しかし今は勉強一本に専念出来るどころか友人二人と遊びに行ったり、ヤチヨのライブの打ち合わせの時間すら捻出出来ている。
精神的な余裕のおかげなのか、学校での授業も集中出来るし、結果として家での自主勉強そのものの時間は増えていないのに成績はむしろ右肩上がりの好調だった。
(お母さんの言ってた事は本当だった)
かつて彩葉は母からエリートは遊びも疎かにしないと言われた事があった。
少し前までは遊ぶ時間を無理矢理作って実行していたが、今ならその解釈と行動は大いなる間違いだったと分かる。
(勉強だけに全て捧げないと出来ない目標なんて長続きするわけない)
人の出来る努力の上限を百として、その努力値の百ギリギリで受かる学校を目指したとして、結果運良く入学しても次は努力値百二十を要求される。
それをしても最後はパンクするだけだ。
事実として彩葉は金銭面やかぐや周りの件があったとはいえ一年と少しで体を壊した。
遊びとはその次のステップに進む時の余裕を確保する行為なのだ。
そんな遊びのために他の部分で無理を通すなど本末転倒である。
「……」
ふと携帯に着信が入る。
もしかしたら母親かと身構えるが通知にはヤチヨから「おはヤチ〜!」というおはようのメールだった。
「ふふっ…」
色々と悩むのもバカらしくなってしまう。彩葉は相手に対して「おはいろ」と返信をする。

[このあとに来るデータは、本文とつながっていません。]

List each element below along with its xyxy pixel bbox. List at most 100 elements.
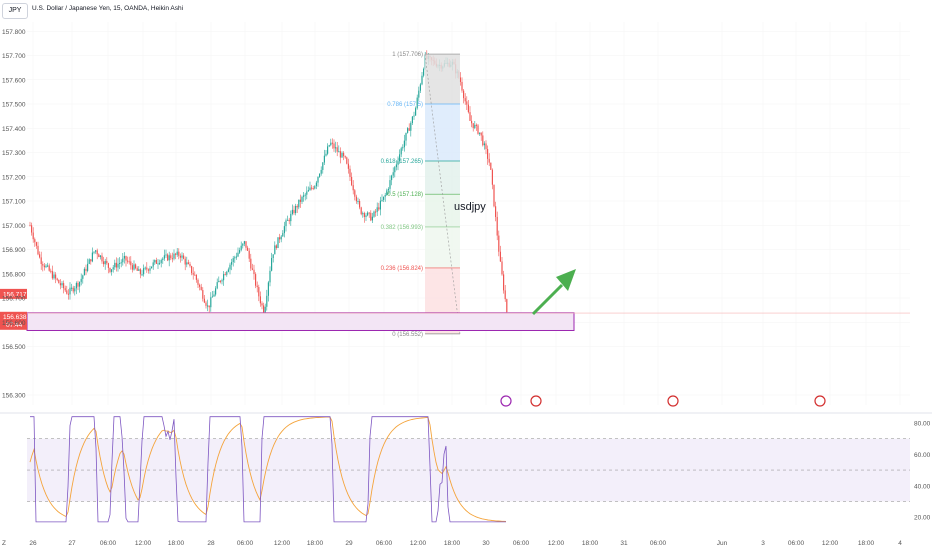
candle-body (375, 211, 377, 213)
candle-body (283, 226, 285, 234)
candle-body (496, 216, 498, 236)
candle-body (299, 199, 301, 202)
candle-body (296, 205, 298, 208)
candle-body (179, 255, 181, 258)
candle-body (173, 253, 175, 259)
candle-body (290, 213, 292, 222)
candle-body (232, 258, 234, 263)
candle-body (143, 268, 145, 275)
last-price-label: 156.717 (3, 291, 27, 298)
annotation-text: usdjpy (454, 201, 486, 213)
candle-body (319, 173, 321, 177)
fib-trend-line (424, 54, 461, 334)
candle-body (395, 164, 397, 168)
candle-body (154, 260, 156, 263)
candle-body (146, 267, 148, 270)
candle-body (464, 98, 466, 102)
candle-body (343, 152, 345, 157)
candle-body (53, 274, 55, 279)
candle-body (488, 158, 490, 163)
candle-body (410, 123, 412, 131)
candle-body (315, 182, 317, 187)
rsi-pane (27, 416, 910, 523)
candle-body (317, 176, 319, 183)
candle-body (56, 278, 58, 280)
y-tick-label: 157.200 (2, 174, 26, 181)
candle-body (123, 256, 125, 259)
support-zone (26, 312, 575, 331)
candle-body (314, 186, 316, 189)
candle-body (155, 260, 157, 264)
candle-body (75, 282, 77, 289)
candle-body (210, 297, 212, 308)
candle-body (285, 220, 287, 227)
x-tick-label: 12:00 (274, 540, 291, 547)
candle-body (328, 145, 330, 147)
candle-body (64, 288, 66, 291)
candle-body (287, 219, 289, 221)
candle-body (408, 128, 410, 131)
candle-body (482, 135, 484, 146)
candle-body (271, 258, 273, 271)
fib-level-label: 0.382 (156.993) (381, 225, 423, 231)
candle-body (480, 132, 482, 136)
fib-band (425, 54, 460, 104)
candle-body (99, 255, 101, 258)
candle-body (419, 84, 421, 91)
candle-body (474, 124, 476, 128)
candle-body (104, 260, 106, 265)
candle-body (197, 279, 199, 285)
candle-body (63, 283, 65, 289)
candle-body (469, 112, 471, 121)
candle-body (66, 290, 68, 294)
x-tick-label: 12:00 (548, 540, 565, 547)
fib-level-label: 1 (157.706) (392, 52, 423, 58)
fib-band (425, 104, 460, 161)
symbol-box[interactable]: JPY (2, 3, 28, 19)
candle-body (378, 207, 380, 210)
x-tick-label: 18:00 (444, 540, 461, 547)
candle-body (275, 245, 277, 249)
candle-body (231, 262, 233, 265)
candle-body (47, 265, 49, 267)
candle-body (277, 237, 279, 249)
fib-band (425, 226, 460, 268)
candle-body (170, 255, 172, 259)
candle-body (461, 81, 463, 91)
candle-body (205, 302, 207, 306)
candle-body (407, 128, 409, 133)
candle-body (176, 251, 178, 255)
y-tick-label: 157.700 (2, 53, 26, 60)
candle-body (181, 255, 183, 258)
candle-body (199, 284, 201, 287)
candle-body (50, 270, 52, 272)
candle-body (131, 265, 133, 270)
candle-body (347, 163, 349, 169)
candle-body (331, 142, 333, 144)
candle-body (216, 282, 218, 289)
candle-body (101, 255, 103, 262)
x-tick-label: Z (2, 540, 6, 547)
candle-body (405, 132, 407, 141)
candle-body (339, 151, 341, 158)
candle-body (125, 256, 127, 261)
candle-body (327, 146, 329, 154)
candle-body (322, 162, 324, 170)
candle-body (183, 255, 185, 259)
candle-body (43, 265, 45, 268)
candle-body (192, 273, 194, 275)
candle-body (234, 257, 236, 259)
candle-body (34, 239, 36, 243)
candle-body (355, 196, 357, 202)
candle-body (106, 260, 108, 264)
candle-body (77, 282, 79, 287)
candle-body (112, 267, 114, 270)
candle-body (298, 199, 300, 208)
candle-body (152, 262, 154, 267)
candle-body (39, 254, 41, 258)
candle-body (226, 271, 228, 275)
candle-body (128, 261, 130, 263)
candle-body (29, 225, 31, 227)
candle-body (103, 261, 105, 265)
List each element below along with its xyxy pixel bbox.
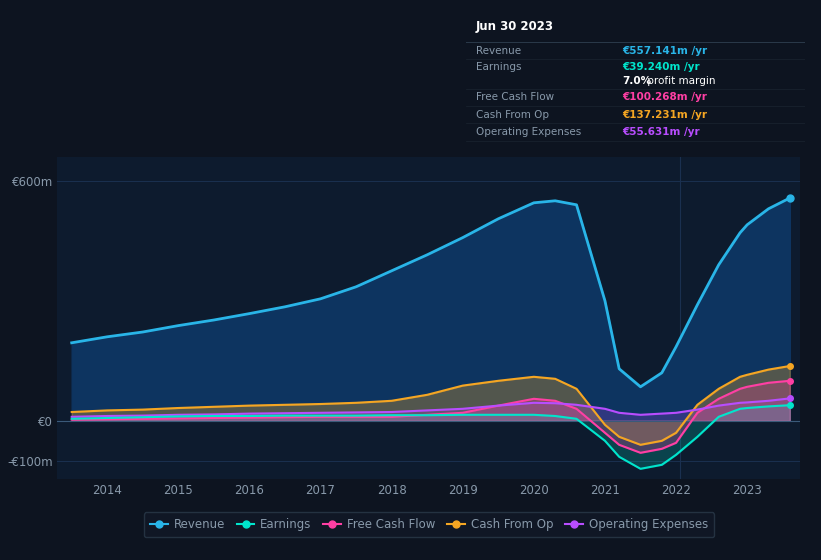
Text: profit margin: profit margin (644, 76, 715, 86)
Text: Revenue: Revenue (475, 46, 521, 56)
Text: €100.268m /yr: €100.268m /yr (621, 92, 707, 102)
Text: €557.141m /yr: €557.141m /yr (621, 46, 707, 56)
Text: €137.231m /yr: €137.231m /yr (621, 110, 707, 119)
Text: Cash From Op: Cash From Op (475, 110, 548, 119)
Text: Operating Expenses: Operating Expenses (475, 127, 581, 137)
Text: Earnings: Earnings (475, 62, 521, 72)
Text: €39.240m /yr: €39.240m /yr (621, 62, 699, 72)
Text: 7.0%: 7.0% (621, 76, 651, 86)
Text: Jun 30 2023: Jun 30 2023 (475, 20, 553, 33)
Text: €55.631m /yr: €55.631m /yr (621, 127, 699, 137)
Legend: Revenue, Earnings, Free Cash Flow, Cash From Op, Operating Expenses: Revenue, Earnings, Free Cash Flow, Cash … (144, 512, 714, 537)
Text: Free Cash Flow: Free Cash Flow (475, 92, 554, 102)
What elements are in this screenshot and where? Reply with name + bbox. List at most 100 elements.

朝から続いていた気分の悪さが紛れていく様なそんな気がしていた。
◎
「ねぇ彩葉」
真実は食系のインフルエンサーとして大好きな昼食時だったが、そんな事などお構いなしに尋ねるべきが悩んだ末に切り出す事にする。
「どうしたの?」
「……」
友人が何やら言いにくそうにしているのを見て何だろうと疑問符を。
芦花は真実からついに切り出すのかと思っていた。
「何その食事?」
「これは…」
彩葉の前に置いてあるのはコンビニで売っている六本入りのスティックパンだった。
美味しいわけでもない、コストの割に量が多いくらいしか取り柄のない菓子パン。そしてその横にそっと添えられたゼリー飲料。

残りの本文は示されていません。